I could hardly expect her to fe
el anything for me at present other than, perhaps, friendship. But I knew I could not sit idly by and just hope for more. If I wanted her to love me in return, it would take some kind of action on my part – but what? I did not want to offend her, nor – God forbid – make her feel hunted and afraid. Perhaps it would be best to lay my cards on the table, as it were, and leave her to think it over. At least if she knew what my intentions were, she would not feel as though she had been tricked or manipulated.
I looked out of the window and the light told me it was now early afternoon. This was normally the time I would meet Isabeau in the library if she had asked me to read to her that day. My sixth sense immediately told me this was where she was. Waiting for me, perhaps? I rose from my chair and started towards the door, then froze. What would I say to her? Could I blithely walk in and take up a book and begin reading, as if nothing of significance had happened today? My courage failed me and I backed into my chair and sat down again. I needed time to prepare myself.
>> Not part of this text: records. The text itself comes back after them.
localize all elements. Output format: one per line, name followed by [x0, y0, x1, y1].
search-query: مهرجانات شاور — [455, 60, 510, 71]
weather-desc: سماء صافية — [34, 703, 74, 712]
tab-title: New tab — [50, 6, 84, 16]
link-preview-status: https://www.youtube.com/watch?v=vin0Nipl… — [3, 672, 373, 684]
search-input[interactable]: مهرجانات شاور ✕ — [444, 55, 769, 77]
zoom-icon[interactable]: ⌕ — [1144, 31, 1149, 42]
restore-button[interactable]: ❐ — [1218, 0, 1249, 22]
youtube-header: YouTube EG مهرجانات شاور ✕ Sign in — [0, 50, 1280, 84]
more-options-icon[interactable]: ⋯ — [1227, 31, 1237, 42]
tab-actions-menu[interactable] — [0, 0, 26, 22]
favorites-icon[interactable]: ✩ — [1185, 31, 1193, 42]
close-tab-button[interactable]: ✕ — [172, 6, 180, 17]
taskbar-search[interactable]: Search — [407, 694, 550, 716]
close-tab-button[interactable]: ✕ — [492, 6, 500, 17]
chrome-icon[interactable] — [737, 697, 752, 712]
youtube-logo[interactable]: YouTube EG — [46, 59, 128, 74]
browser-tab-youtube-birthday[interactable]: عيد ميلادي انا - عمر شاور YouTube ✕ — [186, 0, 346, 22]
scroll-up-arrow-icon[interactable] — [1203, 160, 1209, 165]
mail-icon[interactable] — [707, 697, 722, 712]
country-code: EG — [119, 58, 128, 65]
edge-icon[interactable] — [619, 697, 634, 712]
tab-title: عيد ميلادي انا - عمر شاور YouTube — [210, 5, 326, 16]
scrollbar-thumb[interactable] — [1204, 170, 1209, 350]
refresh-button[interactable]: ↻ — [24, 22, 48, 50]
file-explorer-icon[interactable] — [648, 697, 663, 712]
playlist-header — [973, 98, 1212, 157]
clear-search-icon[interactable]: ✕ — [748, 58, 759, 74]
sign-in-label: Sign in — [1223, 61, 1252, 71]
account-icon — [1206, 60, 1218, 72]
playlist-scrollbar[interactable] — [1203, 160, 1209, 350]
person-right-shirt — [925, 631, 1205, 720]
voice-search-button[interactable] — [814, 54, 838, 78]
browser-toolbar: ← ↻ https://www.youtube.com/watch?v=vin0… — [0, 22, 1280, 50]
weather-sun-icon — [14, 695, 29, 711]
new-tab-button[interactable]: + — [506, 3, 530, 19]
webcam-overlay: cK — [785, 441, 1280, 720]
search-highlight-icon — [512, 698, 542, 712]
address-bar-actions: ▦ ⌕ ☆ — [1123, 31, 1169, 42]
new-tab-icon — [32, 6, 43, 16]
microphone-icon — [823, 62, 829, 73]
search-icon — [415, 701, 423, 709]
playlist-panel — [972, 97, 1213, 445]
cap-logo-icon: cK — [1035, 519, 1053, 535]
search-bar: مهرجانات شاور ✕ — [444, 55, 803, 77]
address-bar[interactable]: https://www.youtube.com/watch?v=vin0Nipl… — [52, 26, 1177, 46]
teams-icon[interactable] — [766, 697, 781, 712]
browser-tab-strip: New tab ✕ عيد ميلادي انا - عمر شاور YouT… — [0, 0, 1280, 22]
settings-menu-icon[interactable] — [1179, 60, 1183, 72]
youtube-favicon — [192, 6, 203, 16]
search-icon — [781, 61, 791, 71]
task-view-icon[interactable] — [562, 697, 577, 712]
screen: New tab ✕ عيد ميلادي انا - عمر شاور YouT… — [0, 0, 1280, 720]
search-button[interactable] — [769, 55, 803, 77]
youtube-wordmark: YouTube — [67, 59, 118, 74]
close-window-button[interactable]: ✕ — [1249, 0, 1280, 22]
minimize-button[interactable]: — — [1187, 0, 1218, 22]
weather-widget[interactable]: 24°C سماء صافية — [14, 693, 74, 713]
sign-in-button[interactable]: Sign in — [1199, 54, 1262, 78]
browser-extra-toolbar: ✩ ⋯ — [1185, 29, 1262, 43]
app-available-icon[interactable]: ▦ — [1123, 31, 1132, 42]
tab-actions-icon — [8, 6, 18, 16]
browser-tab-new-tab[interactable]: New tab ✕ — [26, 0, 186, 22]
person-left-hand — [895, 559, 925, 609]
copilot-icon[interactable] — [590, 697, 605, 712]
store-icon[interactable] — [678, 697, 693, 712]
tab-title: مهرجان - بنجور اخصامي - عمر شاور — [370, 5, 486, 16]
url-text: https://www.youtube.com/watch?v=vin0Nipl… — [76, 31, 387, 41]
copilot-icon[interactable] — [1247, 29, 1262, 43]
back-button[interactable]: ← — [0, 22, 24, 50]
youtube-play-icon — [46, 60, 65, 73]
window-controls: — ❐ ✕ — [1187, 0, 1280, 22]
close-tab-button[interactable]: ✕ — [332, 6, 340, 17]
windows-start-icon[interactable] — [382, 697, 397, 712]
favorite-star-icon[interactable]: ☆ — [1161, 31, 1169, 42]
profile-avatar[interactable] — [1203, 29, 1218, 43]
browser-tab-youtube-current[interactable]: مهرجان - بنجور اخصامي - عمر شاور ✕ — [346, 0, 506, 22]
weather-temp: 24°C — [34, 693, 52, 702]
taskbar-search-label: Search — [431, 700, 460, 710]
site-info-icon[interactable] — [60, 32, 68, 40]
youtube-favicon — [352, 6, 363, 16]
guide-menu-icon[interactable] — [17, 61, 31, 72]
I took a few deep breaths. Perhaps … perhaps I could tell her at dinner, tonight. It had to be today, I told myself. I could give myself the rest of the day to think on this, but I only had what remained of the year to win her over. This was precious little when the better part of a century had not been enough time to reconcile me to myself. Dinner then. All that remained was for me to invite her.
Isabeau had now left the library, apparently having given up on meeting me there. As I sat in my chair and procrastinated, she went on one of her rambles through my vast and sprawling house. I tracked her for some time, until she reached the portrait gallery. At that point I gathered what I could of my unreliable courage and determined I would meet her in the anteroom at the far end. I left my study and went there to wait.